If you doubt that, recall that even the first president Bush, he of the famous, "Watch my lips, no new taxes," finally succumbed to the pressures of the Washington tax-raisers, as did Bill Clinton in the early days of his administration. Kerry, who is advised by Clinton's Treasury secretary, Bob Rubin, and a host of other Clintonistas who pride themselves on having delivered repeated budget surpluses, will not shy from a tax rise, especially one that he can blame on the mess he inherited from his predecessor.

WHICH LEAVES ANOTHER POLICY AREA that will be affected in a major way by the new occupant of the White House: Bush is by instinct a free trader who has been forced to give ground to agricultural and industrial protectionists in key electoral states.

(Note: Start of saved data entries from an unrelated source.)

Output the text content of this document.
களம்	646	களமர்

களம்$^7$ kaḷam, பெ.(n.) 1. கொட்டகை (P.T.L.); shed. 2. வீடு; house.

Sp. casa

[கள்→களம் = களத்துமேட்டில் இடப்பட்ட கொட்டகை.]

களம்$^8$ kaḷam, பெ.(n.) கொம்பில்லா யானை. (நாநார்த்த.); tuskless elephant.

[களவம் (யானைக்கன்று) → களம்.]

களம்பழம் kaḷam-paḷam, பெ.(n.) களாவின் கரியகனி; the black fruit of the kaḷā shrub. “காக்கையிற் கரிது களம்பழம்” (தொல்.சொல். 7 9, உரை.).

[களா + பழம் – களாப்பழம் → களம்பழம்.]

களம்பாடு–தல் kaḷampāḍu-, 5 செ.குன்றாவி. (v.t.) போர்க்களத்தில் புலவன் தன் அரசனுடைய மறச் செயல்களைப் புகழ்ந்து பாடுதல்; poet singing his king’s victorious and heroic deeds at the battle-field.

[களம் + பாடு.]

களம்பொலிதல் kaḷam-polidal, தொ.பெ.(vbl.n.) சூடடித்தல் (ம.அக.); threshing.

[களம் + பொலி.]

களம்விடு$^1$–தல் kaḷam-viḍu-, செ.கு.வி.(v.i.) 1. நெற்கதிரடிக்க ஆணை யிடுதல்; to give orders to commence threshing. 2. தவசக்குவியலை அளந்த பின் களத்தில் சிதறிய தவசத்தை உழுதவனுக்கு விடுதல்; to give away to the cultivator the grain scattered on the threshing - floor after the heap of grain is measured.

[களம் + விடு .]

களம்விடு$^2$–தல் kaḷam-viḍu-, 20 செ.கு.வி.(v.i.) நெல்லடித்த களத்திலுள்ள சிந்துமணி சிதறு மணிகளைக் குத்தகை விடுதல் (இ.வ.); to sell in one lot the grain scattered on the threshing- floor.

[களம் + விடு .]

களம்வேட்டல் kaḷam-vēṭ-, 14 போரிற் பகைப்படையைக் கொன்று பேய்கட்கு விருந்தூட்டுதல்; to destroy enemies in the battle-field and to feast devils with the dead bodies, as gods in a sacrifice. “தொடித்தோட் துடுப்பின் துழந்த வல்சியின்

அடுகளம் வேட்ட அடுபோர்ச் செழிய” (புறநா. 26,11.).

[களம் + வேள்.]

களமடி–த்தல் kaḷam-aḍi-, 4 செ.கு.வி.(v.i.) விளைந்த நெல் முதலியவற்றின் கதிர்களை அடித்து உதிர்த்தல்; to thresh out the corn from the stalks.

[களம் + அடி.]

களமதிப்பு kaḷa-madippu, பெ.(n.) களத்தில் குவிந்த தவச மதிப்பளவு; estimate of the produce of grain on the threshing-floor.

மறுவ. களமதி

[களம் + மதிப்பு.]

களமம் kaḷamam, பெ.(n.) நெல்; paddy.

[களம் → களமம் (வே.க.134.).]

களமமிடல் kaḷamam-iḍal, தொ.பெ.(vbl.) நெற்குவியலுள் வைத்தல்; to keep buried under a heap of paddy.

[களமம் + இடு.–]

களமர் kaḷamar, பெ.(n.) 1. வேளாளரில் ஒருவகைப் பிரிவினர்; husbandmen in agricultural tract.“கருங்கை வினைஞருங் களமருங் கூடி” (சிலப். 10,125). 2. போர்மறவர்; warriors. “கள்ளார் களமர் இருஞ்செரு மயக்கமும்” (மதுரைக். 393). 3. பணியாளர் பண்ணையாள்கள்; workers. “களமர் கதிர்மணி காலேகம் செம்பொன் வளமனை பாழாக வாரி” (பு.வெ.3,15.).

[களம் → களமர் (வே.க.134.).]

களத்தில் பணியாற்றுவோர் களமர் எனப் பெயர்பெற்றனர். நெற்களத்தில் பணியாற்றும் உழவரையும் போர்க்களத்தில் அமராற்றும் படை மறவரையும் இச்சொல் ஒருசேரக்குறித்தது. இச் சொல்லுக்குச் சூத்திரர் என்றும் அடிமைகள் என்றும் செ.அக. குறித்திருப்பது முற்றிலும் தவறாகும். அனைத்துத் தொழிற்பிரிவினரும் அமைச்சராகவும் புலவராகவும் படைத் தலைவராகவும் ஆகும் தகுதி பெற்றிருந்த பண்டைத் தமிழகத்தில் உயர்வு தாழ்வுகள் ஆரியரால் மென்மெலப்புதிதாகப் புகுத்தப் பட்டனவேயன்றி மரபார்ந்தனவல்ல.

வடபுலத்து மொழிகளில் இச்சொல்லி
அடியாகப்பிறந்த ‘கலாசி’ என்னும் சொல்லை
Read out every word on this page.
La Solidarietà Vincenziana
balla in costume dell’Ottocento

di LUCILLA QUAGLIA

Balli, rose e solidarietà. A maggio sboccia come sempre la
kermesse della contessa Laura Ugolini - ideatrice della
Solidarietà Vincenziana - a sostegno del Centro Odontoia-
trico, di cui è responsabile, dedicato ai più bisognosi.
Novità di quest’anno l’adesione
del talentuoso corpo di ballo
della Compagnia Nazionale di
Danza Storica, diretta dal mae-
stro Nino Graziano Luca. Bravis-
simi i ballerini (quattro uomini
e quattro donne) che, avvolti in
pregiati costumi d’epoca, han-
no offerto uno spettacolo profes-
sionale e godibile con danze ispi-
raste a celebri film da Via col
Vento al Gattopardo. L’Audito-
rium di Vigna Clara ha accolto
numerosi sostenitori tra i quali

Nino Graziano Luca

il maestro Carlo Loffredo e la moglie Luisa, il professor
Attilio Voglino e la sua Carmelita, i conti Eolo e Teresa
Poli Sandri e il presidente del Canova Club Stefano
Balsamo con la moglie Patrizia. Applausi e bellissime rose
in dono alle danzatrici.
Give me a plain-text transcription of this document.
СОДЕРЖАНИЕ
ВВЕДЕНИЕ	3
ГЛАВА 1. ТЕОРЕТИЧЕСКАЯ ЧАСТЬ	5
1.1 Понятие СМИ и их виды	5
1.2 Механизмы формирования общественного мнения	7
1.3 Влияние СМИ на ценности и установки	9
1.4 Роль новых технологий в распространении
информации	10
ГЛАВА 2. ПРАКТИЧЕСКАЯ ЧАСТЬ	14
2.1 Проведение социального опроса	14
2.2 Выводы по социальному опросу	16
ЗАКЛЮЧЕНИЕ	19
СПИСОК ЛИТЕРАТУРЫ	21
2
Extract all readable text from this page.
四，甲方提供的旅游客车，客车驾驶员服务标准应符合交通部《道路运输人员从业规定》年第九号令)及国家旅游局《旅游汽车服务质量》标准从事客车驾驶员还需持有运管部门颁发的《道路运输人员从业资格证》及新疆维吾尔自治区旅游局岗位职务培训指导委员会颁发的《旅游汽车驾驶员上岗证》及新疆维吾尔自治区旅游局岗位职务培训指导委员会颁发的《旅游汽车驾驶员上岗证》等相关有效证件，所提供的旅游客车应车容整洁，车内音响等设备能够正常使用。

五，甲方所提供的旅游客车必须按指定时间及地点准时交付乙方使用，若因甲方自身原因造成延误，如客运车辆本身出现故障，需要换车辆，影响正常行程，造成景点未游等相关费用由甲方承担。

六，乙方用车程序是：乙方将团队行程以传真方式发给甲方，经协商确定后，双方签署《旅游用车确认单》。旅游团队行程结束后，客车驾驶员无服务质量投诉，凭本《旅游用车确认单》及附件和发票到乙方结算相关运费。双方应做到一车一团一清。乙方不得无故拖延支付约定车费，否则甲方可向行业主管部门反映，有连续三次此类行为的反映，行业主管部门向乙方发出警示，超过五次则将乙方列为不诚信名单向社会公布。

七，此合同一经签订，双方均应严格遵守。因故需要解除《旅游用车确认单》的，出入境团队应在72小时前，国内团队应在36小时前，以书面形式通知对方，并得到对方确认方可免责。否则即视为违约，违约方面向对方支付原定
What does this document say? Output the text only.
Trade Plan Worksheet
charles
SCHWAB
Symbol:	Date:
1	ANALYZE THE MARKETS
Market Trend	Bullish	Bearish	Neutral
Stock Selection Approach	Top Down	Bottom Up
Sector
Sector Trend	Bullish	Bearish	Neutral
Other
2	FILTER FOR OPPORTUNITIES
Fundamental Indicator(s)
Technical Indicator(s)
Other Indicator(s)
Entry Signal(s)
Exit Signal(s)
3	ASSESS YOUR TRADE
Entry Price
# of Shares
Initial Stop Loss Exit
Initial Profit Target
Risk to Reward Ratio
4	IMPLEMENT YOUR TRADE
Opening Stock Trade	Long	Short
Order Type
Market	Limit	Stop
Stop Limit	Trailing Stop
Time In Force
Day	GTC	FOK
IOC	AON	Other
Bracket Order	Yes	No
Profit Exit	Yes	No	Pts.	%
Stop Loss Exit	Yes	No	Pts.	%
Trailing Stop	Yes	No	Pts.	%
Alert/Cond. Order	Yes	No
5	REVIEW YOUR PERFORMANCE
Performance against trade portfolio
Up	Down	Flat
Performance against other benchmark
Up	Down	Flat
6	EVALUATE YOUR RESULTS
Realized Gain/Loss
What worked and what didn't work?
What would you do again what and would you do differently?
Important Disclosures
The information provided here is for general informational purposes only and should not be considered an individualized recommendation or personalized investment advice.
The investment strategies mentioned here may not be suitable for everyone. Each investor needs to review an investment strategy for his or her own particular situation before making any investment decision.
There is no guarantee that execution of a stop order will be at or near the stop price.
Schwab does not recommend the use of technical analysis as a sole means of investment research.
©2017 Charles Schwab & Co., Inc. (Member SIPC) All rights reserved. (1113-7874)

Having been reelected, unable to run again, and with no need to prepare the ground for a 2008 run by his vice president, Dick Cheney, Bush can push his program of negotiating bilateral trade agreements and a new worldwide trade-opening agreement. Indeed, if rumors that Bush's Trade representative, Bob Zoellick, will become Treasury secretary are true, free trade may be the signature policy of a second Bush term.

Not so for Kerry. In order to fend off a primary challenge by protectionist John Edwards, and to win trade union support, Kerry abandoned his long-held support for free trade. He plans a skeptical review of the North American Free Trade Agreement (for which he once voted), to end negotiations for bilateral agreements, to tax companies that invest in factories abroad, and to treat severely the "unpatriotic" companies and their traitorous, "Benedict Arnold" executives who outsource and otherwise seek the efficiencies available in an open, globalized market.

There you have it: Bush with his war-on-terror priorities, Kerry more interested in funding his domestic agenda. Bush to press for supply-side reforms of the tax system, Kerry to raise taxes. Bush to press ahead with his free-trade agenda, Kerry to rein in trade-opening deals.

Some presidential campaigns have presented voters with an echo rather than a choice. Not this one.

Irwin M. Stelzer is director of economic policy studies at the Hudson Institute, a columnist for the Sunday Times (London), a contributing editor to The Weekly Standard, and a contributing writer to The Daily Standard.